Last week, universal access to Veterans Treatment Courts across New York State was signed into law. We're proud to have been part of this tremendous push by the New York State Health Foundation, and we thank NYS Senator Brad Hoylman for championing this legislation.
First implemented in Buffalo, NY, in 2008, by Judge Robert Russell, Veterans Treatment Courts seek to connect veterans in the criminal justice system as a result of untreated mental health conditions with treatment, benefits, and support to get them back on the right track. Under this new law, qualifying veterans in every county in the state will be able to have their cases diverted from traditional criminal prosecution into the more specialized treatment path of a Veterans Treatment Court.
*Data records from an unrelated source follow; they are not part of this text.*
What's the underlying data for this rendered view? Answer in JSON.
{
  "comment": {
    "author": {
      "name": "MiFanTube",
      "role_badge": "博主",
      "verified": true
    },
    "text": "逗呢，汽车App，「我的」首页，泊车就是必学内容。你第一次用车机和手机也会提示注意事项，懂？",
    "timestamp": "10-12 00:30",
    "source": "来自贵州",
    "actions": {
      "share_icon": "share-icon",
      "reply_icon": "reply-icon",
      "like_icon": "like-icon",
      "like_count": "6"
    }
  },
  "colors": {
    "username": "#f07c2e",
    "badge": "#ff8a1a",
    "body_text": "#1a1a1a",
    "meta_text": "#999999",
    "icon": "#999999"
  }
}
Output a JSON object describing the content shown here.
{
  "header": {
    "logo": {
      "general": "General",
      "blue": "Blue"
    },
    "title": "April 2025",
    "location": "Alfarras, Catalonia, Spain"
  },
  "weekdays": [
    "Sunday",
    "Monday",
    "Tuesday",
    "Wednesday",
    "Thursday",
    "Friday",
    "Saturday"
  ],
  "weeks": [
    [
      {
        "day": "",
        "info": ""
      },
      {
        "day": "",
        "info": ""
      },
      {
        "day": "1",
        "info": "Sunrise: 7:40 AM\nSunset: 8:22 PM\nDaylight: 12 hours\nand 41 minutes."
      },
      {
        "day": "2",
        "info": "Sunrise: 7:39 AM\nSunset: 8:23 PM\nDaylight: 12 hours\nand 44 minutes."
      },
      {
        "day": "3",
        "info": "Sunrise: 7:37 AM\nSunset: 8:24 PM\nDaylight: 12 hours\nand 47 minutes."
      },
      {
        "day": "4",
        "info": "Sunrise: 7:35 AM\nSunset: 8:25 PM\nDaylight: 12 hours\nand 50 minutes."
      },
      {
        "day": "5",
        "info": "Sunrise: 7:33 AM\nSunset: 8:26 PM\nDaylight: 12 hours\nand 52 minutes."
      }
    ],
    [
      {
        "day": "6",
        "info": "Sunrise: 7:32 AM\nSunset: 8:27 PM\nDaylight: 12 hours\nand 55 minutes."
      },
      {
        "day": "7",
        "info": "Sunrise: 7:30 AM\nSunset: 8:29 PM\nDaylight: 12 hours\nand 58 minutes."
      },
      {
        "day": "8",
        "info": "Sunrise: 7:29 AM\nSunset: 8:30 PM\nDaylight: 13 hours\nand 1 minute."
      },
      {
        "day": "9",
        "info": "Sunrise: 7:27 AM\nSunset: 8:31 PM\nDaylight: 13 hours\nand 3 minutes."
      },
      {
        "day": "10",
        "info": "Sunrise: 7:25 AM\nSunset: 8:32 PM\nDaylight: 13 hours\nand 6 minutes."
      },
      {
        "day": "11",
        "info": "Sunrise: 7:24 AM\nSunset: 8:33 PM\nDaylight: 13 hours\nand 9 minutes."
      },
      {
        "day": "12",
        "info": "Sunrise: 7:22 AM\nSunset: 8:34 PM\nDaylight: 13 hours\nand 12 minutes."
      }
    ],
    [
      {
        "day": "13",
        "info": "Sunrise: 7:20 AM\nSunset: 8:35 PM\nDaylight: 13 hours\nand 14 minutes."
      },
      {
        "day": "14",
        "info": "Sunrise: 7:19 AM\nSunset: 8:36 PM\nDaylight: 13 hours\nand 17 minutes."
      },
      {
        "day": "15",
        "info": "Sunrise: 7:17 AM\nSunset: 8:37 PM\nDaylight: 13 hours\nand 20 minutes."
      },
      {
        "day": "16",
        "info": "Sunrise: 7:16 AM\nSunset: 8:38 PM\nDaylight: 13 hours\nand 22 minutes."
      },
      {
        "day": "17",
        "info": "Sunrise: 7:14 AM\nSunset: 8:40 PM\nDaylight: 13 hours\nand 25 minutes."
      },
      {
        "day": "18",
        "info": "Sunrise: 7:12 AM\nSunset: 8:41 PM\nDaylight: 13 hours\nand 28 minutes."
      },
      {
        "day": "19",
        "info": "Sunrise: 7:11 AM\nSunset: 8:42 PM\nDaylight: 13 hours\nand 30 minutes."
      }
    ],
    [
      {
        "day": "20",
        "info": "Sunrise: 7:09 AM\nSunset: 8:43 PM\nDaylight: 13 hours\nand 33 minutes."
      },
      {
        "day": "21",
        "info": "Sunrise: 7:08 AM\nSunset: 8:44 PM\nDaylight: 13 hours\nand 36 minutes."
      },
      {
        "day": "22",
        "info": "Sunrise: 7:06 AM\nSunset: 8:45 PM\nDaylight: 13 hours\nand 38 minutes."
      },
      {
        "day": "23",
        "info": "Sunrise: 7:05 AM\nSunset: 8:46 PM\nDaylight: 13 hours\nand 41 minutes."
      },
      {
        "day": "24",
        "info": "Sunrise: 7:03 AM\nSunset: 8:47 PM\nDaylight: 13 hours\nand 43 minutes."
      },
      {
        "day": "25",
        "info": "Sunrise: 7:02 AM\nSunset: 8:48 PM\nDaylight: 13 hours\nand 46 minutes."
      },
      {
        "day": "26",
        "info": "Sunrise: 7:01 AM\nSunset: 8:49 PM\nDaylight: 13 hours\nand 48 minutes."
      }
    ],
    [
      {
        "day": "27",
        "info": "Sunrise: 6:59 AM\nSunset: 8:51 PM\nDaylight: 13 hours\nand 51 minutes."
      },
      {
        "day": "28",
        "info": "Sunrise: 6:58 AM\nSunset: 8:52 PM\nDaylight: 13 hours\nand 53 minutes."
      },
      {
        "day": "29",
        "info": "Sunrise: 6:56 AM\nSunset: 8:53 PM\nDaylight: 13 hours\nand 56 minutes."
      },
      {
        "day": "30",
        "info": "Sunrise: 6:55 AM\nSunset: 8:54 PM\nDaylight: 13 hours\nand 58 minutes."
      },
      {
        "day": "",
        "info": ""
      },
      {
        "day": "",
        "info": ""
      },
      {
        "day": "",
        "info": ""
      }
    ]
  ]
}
Since 2016, Veterans Treatment Courts have been fully operational in all five boroughs of New York City, with Manhattan and Staten Island being the final additions. Veterans Treatment Courts are effective diversionary programs that have been shown to decrease recidivism, improve outcomes, save costs, and give a second chance to those who have served our nation. The NYC Veterans Alliance has strongly advocated for expansion of Veterans Treatment Courts in all five boroughs and across New York State.
NYC Veterans Alliance has proudly endorsed this bill in the last two legislative cycles, contributing toward it finally becoming law. Both of these endorsements have included words from one of our founding members, Elma Sanchez, who served in the New York Army National Guard:
When I returned to New York from Afghanistan, I learned how important VTCs are for veterans. One evening, I got a call from a young sergeant asking for help because he had gotten a DUI. He was afraid that he would get discharged, ending his military career. He suffered mentally as a result of his war trauma. Fortunately, we got him enrolled in VA Substance Abuse Rehabilitation, and the VA helped shorten his sentence. However, not all stories end on a hopeful note. Another soldier I knew personally, lost his security clearance after his second DUI, which was necessary for his military job. He knew that his military career was over and did not know where to turn for help. Sadly he became one of the 20 veterans a day that take their own lives. We still mourn the life of this soldier who could have benefited immensely from the approach provided by VTCs.
We believe Veterans Treatment Courts can literally save lives, and we applaud the work of all those who contributed toward expanding access to these essential services across New York State.